HTML is just not a good format. It's barely adequate for creating web pages, and totally useless for anything else.
The history, in case you were wondering, is that Opera consistently disapprove of XML. They don't like XSLT, XSL-FO, or even XPath. They would prefer we use a CSS syntax with poorly implemented selectors and lack of code-generation. Opera always hate XML, they always like LISP-looking syntaxes despite being slower (try finding a stream-based CSS parser). This is a continuation of their backwards ideas about the web.
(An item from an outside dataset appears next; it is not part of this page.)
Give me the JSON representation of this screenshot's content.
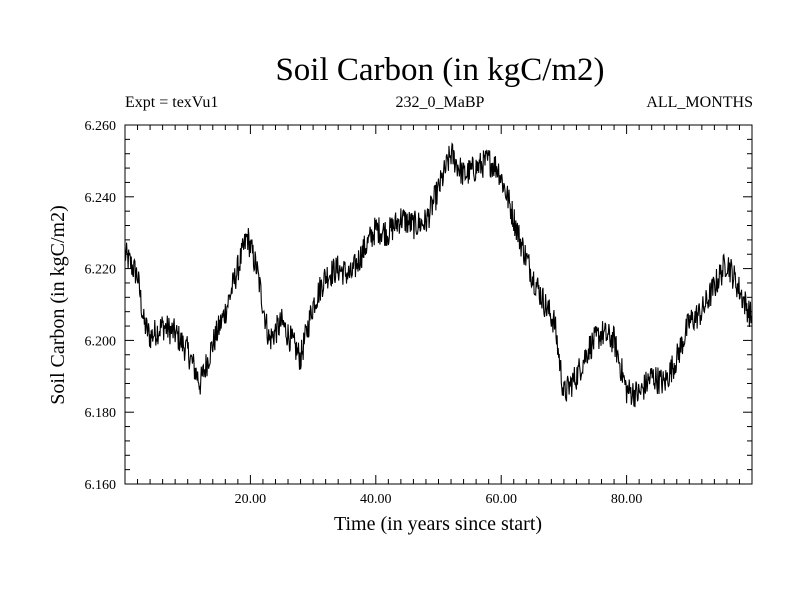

Ergo, when drafting out the spec, it will have to be somewhat larger to accomodate all the 'what ifs' and "(insert underlying spec. here) doesn't natively have an ability to express that - we'll have to extend it"
I've specifically not used HTML/CSS/XML/ETC for examples because I believe that we will be facing this scenario regardless of what standard is used. The only way to avoid it, IMHO, is to do as they did for C and build from the ground up.
Let me know what you think.
If I mod you up, it doesn't necessarily mean I agree with what you've said, sorry.
You can't create documents in word with good styling.
But if you did it in WP51, and then converted it to Word, it worked perfectly fine.
So I guess the Word engine can handle them just right, but the interface is incapable of generating them the right way.
We are Turing O-Machines. The Oracle is out there.
If the point is for businesses and governments to adopt a standard, then at some point, a credible third party (standards body, government agency) needs to produce a conformance suite, and vendors need to show that they pass with flying colors.
Given the 6000 pages for OOXML and 700 for ODF, it will be interested to see if either will be done. Just imagine the test cases and the explanation of what they do.
I start to understand why Håkon Lie doesn't much care for either.